Not suitable: When asset recovery value is a priority — all drives are permanently destroyed.
Not suitable: Any estate with SSDs, USB flash, optical discs, or modern NVMe storage. Not suitable as a standalone method for most enterprise estates.
Yes, when performed to NIST 800-88 or HMG IS5 standards and accompanied by individually serialised certificates. The GDPR requires evidenced, auditable proof — not a specific method. Erasure meets this requirement for functional drives.
Shredding is required when erasure cannot be verified (failed, damaged, or partially readable drives), when sector or contractual standards mandate physical destruction, or when your organisation's risk posture demands it regardless of regulatory minimum.
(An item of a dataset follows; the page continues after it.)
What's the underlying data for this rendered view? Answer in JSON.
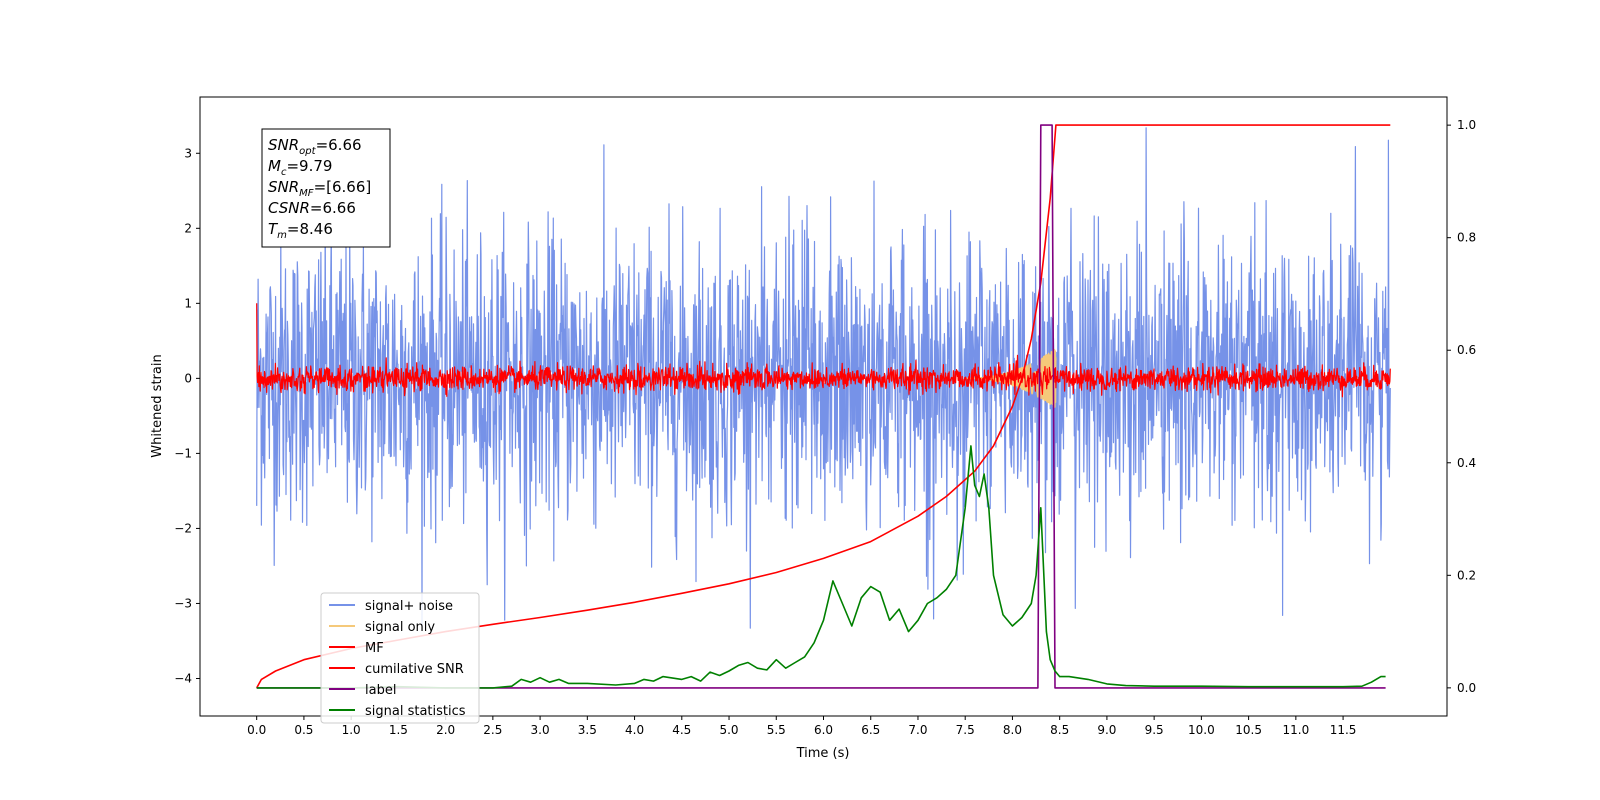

No. Degaussing has no effect on solid-state storage, USB flash, or NVMe drives. Applying degaussing to an SSD estate provides a false sense of security. SSDs require either certified erasure or physical shredding.
Yes — this is the standard approach for mixed estates. Functional drives proceed through certified erasure with per-device certificates. Failed or high-risk drives go to physical shredding. Both outputs feed into a single combined destruction report.
We use certified software erasure (NIST 800-88) for functional drives and physical shredding for failed media — generating per-device certificates for both. All destruction is carried out at our licensed facility with full chain of custody.
We do not use degaussing as a sole destruction method. For mixed estates including SSDs, we will never certify a degaussing-only run as complete.